Anya menutup telepon dengan air mata berlinang di pipinya. Ia tahu bahwa ini baru permulaan. Ia masih harus belajar banyak tentang cinta, tentang keseimbangan, tentang sentuhan manusia. Tapi setidaknya, ia telah mengambil langkah pertama. Ia telah memilih untuk mencintai manusia, bukan piksel. Ia telah memilih untuk merasakan sentuhan yang sebenarnya, bukan hanya getaran virtual.
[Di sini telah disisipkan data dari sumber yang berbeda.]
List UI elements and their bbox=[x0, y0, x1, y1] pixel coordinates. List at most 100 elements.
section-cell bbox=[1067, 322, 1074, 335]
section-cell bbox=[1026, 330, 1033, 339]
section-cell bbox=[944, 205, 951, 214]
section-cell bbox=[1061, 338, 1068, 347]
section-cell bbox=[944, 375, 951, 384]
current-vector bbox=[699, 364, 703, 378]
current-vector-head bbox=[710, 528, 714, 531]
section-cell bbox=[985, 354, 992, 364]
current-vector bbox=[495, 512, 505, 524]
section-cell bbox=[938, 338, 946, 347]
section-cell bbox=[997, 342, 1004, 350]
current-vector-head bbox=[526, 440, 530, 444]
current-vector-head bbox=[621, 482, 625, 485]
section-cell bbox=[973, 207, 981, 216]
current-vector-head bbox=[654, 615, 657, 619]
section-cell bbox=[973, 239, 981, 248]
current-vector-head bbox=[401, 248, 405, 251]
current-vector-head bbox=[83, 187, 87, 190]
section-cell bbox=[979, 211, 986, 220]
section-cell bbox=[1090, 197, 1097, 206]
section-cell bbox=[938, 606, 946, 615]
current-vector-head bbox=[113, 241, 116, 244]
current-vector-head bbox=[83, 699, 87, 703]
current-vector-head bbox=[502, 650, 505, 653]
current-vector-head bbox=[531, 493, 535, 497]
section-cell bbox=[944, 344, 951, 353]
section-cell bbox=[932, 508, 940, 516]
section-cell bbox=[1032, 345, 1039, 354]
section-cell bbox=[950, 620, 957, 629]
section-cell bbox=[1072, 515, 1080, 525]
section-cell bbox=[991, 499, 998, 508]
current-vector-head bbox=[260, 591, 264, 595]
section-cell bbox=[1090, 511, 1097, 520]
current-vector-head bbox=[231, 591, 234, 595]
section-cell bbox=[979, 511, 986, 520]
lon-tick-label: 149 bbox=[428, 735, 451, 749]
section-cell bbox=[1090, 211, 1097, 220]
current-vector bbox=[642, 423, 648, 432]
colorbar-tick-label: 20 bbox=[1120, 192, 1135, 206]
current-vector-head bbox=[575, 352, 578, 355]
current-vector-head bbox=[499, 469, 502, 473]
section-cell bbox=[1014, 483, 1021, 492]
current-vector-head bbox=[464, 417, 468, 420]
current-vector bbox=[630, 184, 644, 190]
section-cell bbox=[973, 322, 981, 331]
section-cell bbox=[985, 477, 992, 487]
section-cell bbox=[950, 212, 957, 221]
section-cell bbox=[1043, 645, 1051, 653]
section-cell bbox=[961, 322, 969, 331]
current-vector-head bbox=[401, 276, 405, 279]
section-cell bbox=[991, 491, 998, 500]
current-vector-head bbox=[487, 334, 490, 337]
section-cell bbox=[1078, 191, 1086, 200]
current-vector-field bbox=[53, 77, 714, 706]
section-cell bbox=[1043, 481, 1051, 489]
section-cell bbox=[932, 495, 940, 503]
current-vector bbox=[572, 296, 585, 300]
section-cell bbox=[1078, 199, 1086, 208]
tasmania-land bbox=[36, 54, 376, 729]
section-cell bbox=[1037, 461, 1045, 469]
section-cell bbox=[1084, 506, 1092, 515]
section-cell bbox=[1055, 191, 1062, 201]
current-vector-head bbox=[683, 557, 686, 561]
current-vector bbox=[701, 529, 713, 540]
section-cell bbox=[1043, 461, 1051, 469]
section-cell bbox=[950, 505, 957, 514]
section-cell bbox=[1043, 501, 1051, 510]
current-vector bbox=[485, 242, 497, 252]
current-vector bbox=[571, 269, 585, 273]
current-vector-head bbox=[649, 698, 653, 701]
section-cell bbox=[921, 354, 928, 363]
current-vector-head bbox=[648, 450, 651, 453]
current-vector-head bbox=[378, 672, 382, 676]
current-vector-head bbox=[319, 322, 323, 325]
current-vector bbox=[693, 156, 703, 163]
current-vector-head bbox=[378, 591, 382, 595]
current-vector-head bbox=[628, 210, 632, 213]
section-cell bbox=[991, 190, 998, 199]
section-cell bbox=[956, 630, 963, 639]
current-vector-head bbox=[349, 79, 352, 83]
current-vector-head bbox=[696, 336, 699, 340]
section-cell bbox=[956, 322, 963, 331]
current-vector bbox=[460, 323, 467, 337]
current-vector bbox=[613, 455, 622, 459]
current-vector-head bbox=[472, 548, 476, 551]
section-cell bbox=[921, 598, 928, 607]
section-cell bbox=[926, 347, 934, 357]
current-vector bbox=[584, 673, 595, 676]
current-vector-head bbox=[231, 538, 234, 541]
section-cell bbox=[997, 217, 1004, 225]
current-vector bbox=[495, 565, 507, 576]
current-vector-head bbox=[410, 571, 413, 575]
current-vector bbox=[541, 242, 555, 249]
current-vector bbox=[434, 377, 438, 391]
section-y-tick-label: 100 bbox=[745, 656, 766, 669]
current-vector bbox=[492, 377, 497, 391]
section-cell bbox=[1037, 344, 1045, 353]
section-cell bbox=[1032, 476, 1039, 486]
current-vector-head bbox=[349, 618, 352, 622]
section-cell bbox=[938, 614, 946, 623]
Malam itu, Anya mematikan semua perangkat elektroniknya dan membiarkan dirinya merasakan kesunyian. Ia menyadari bahwa kesunyian itu tidak lagi menakutkan. Karena di dalam kesunyian itu, ia menemukan harapan. Harapan akan cinta, harapan akan masa depan, harapan akan sentuhan Leo. Ia telah menciptakan algoritma untuk menemukan cinta, tapi ia akhirnya menyadari bahwa cinta sejati tidak bisa ditemukan di dalam kode. Cinta sejati ada di dalam hati, di dalam sentuhan, di dalam mata. Dan Anya siap untuk merasakannya kembali.